Avant les réfrigérateurs, on salait. Dans les Antilles, en Afrique, dans tous les pays chauds où tout le monde ne pouvait pas se payer un frigo, la viande salée était la solution. Stevens a appris cette technique de sa grande tante, et il la reproduit aujourd’hui sur du paleron de boeuf. Le résultat : une viande qui se conserve plusieurs mois, voire jusqu’à l’année suivante, à température ambiante, avec un goût incomparable une fois cuisinée dans des lentilles ou des haricots rouges.

Ce qu’il vous faut

Pour 2 kg de viande rouge (boeuf, cabri, porc, gibier — sanglier, chevreuil, caribou, ce que vous avez dans votre région) :

  • Du gros sel (sans mesure précise, il en faut suffisamment pour couvrir chaque couche)
  • 80 g de piment végétarien frais (doux, très parfumé, ne pique pas — à ne pas confondre avec le piment Monjac qui est extrêmement fort)
  • 15 g de poivre en grain entier
  • 5 feuilles de laurier entières
  • 15 g d’herbes de Provence
  • Un seau de qualité alimentaire de 5 litres avec couvercle

Le piment végétarien se trouve dans les épiceries chinoises ou antillaises. Son intérêt : il parfume intensément la viande et le plat en cuisson sans apporter de piquant.
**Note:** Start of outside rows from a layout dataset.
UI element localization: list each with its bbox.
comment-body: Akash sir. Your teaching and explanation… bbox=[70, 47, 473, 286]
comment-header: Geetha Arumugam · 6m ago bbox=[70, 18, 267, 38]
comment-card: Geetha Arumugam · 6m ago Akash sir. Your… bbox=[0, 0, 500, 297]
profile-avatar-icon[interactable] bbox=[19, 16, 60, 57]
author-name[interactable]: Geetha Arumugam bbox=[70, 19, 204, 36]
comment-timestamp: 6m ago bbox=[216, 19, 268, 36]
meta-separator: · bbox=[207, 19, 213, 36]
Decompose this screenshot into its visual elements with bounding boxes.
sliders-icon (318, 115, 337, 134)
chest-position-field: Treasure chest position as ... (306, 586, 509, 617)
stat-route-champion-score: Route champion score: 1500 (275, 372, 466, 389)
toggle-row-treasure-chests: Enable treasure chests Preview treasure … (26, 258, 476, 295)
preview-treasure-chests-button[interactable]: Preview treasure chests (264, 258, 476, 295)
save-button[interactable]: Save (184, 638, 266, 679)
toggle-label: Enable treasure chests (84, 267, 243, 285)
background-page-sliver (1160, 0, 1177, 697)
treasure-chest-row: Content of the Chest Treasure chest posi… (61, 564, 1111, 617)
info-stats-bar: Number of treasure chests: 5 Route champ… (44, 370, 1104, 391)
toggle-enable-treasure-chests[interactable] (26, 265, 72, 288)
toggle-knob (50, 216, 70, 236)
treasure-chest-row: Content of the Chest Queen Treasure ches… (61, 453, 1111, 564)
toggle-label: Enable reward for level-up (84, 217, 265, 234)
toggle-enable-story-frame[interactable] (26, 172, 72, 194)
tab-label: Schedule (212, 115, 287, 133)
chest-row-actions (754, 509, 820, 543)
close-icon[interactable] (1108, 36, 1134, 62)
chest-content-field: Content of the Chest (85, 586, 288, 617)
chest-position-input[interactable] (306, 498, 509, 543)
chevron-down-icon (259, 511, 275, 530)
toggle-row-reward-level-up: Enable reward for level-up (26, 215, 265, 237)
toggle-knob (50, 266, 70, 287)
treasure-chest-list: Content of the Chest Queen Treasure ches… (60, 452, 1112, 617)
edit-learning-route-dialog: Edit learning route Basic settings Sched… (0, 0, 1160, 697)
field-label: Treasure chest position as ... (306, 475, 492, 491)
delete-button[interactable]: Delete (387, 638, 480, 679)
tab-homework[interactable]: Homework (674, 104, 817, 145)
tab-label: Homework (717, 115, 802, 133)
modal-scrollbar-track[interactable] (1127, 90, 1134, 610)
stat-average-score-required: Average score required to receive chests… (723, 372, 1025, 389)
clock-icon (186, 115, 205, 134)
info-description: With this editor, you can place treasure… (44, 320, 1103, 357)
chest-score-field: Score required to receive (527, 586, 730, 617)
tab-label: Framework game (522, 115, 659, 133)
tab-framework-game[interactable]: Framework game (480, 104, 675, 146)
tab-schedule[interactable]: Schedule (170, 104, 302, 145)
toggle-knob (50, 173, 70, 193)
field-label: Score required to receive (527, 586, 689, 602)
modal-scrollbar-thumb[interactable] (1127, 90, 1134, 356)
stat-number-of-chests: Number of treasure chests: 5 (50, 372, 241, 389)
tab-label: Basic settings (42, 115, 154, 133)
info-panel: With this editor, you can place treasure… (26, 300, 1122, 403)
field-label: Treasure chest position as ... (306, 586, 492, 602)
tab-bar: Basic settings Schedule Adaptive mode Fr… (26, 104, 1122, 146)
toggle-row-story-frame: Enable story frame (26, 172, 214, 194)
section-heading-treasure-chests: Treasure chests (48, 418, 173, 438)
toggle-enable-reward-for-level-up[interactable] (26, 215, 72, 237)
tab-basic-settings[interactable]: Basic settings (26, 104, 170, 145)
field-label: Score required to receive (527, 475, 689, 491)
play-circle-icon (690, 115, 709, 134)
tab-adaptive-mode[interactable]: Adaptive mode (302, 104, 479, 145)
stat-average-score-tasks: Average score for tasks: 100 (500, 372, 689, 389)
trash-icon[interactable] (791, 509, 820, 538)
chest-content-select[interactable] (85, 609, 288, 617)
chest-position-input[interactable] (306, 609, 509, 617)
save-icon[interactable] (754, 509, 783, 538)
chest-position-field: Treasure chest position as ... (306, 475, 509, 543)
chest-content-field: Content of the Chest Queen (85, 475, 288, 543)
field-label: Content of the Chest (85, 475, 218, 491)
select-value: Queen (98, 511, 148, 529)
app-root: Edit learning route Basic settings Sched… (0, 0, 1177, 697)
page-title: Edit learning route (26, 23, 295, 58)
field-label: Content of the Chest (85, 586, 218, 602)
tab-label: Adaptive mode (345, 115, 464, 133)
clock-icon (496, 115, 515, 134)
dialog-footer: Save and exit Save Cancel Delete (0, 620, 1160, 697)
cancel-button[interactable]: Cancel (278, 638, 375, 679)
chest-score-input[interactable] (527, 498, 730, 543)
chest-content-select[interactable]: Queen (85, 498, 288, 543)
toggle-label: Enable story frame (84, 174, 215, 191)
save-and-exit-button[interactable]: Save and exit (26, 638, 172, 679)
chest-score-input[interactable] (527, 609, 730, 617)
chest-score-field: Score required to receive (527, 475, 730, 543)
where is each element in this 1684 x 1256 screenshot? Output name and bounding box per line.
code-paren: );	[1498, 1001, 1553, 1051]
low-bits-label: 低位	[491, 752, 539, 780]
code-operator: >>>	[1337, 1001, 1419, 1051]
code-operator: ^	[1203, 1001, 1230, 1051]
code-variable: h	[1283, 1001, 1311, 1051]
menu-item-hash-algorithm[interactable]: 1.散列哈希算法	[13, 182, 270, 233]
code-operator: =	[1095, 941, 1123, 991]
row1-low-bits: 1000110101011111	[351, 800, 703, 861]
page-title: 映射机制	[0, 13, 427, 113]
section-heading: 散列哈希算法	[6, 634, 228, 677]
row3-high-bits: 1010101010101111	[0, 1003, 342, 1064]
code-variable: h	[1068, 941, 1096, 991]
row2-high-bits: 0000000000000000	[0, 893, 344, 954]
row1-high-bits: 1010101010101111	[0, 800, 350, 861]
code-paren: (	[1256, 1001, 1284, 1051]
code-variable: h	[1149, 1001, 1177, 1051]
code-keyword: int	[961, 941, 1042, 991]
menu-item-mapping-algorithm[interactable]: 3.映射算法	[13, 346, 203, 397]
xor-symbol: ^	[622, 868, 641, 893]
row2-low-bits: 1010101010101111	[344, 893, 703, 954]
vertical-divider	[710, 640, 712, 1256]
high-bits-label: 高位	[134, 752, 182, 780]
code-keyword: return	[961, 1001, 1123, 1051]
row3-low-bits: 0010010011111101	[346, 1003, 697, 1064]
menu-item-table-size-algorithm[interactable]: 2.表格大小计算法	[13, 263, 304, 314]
C’est l’aromate de base de la cuisine créole.

Préparer la viande

Découpez la viande en cubes de taille régulière et dégraissez au maximum. Moins il y a de gras, mieux la viande se conserve. Coupez les piments végétariens en deux après avoir retiré la queue. Réservez le tout.

Le montage en couches

C’est la partie clé de la technique. Vous travaillez par couches successives dans le seau :

  • Couche 1 : un lit de gros sel au fond du seau
  • Couche 2 : morceaux de viande disposés en une couche
  • Couche 3 : assaisonnement  poivre en grain, une feuille de laurier écrasée, une pincée d’herbes de Provence, 2 à 3 morceaux de piment végétarien
  • Couche 4 : gros sel pour recouvrir

Répétez jusqu’à épuisement de la viande. L’idée des couches multiples est d’assaisonner toute la viande uniformément, pas seulement l’extérieur. Fermez le couvercle hermétiquement et laissez à température ambiante, dans un coin de la cuisine, pendant 3 jours.

Après 3 jours

En ouvrant le seau, vous trouverez de la viande bien colorée avec du jus au fond : c’est le jus naturel extrait par le sel. L’odeur est bonne, les épices ont commencé leur travail. La viande est maintenant salée et peut se conserver plusieurs mois sans réfrigération, dans un endroit frais et sec.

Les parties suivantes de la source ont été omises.